MENGUAK perbedaan Liga Thailand dan Liga Indonesia akan diulas dalam artikel ini. Tidak dapat dipungkiri jika kualitas sepakbola Indonesia saat ini masih kalah dengan kualitas sepakbola di Thailand.
Hal ini terbukti dari berbagai kompetisi tingkat Asia Tenggara di mana Indonesia selalu kesulitan untuk meraih gelar juara dan mentok hanya sampai menjadi runner up. Sebaliknya, Thailand begitu superior di mana hampir setiap kompetisi Thailand selalu mencapai final dan hampir setiap final selalu mereka menangkan.
Perbedaan kualitas sepakbola Indonesia dan Thailand tentu tidak terlepas dari kualitas Liga itu sendiri. Hal itu bahkan pernah diungkap langsung oleh pelatih Timnas Indonesia, Shin Tae-yong.
"Mungkin dilihat saja bagaimana perbedaan kualitas Liga Thailand dan Liga Indonesia dengan pembangunan youth sistemnya seperti apa,” ujar Shin Tae-yong.
Lantas seperti apa sebenarnya Liga Thailand jika dibandingkan dengan Liga Indonesia? Berikut ulasannya.
Tingkat Persaingan
Hal pertama yang membedakan antara Liga Thailand dan Indonesia adalah tingkat persaingan di antara setiap klubnya. Di Indonesia, bisa dibilang persaingannya lebih ketat dibandingkan dengan Liga Thailand.
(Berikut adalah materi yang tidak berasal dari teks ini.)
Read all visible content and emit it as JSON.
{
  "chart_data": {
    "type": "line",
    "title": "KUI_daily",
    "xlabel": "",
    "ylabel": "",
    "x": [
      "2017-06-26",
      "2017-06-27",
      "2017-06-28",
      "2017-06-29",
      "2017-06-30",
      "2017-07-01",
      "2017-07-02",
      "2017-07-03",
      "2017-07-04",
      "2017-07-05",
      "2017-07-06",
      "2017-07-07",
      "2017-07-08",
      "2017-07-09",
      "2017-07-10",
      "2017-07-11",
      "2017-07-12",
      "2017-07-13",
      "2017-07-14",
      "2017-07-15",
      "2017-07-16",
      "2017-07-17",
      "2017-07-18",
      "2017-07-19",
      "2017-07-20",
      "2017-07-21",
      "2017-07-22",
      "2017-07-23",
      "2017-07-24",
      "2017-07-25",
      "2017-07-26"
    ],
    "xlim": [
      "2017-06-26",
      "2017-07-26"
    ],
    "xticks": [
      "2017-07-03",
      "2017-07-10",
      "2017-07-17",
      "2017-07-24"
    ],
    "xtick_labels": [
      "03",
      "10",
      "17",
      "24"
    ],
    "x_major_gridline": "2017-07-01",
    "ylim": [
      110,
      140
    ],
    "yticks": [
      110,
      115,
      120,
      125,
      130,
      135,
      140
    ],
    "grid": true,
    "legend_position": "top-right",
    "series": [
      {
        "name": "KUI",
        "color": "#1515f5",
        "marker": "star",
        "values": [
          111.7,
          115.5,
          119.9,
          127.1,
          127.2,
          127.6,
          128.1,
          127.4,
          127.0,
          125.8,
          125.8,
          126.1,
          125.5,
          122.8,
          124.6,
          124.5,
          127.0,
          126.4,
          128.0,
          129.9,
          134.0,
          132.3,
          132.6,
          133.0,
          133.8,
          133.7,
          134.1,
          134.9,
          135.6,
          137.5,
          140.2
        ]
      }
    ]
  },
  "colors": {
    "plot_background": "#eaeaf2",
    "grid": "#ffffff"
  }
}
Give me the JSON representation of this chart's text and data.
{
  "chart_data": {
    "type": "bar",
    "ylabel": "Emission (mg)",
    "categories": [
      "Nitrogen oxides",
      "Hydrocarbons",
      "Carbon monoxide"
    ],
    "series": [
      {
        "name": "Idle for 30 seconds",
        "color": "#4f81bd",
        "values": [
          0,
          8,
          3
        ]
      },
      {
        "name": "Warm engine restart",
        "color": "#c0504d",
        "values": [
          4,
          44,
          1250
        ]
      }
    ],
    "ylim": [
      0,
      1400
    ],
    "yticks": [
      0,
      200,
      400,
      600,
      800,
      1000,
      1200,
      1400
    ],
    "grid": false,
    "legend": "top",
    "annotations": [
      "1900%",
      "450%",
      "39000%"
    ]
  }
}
Hal terbukti dari juara Liga Indonesia yang selalu berubah setiap musimnya.
Tercatat sejak era Liga 1 pada 2017, ada empat tim yang pernah menjadi juara, yakni Bhayangkara FC, Persija Jakarta, Bali United, dan terbaru PSM Makassar. Sebaliknya, Liga Thailand justru didominasi oleh Buriram United yang meraih 7 kali gelar juara dalam 10 tahun terakhir.
Track Record Pemain Lokal
Dari sisi pemain, kedua liga ini bisa dibilang hampir sama. Pasalnya, pemain lokal dari Liga Thailand dan Indonesia sama-sama masih kalah bersaing dengan pemain asing dari Eropa, Afrika, dan Amerika.
Namun yang lebih membedakan adalah beberapa pemain Indonesia yang sempat menjajal bermain di Liga Thailand beberapa kali masih kalah bersaing dengan pemain lokal di sana.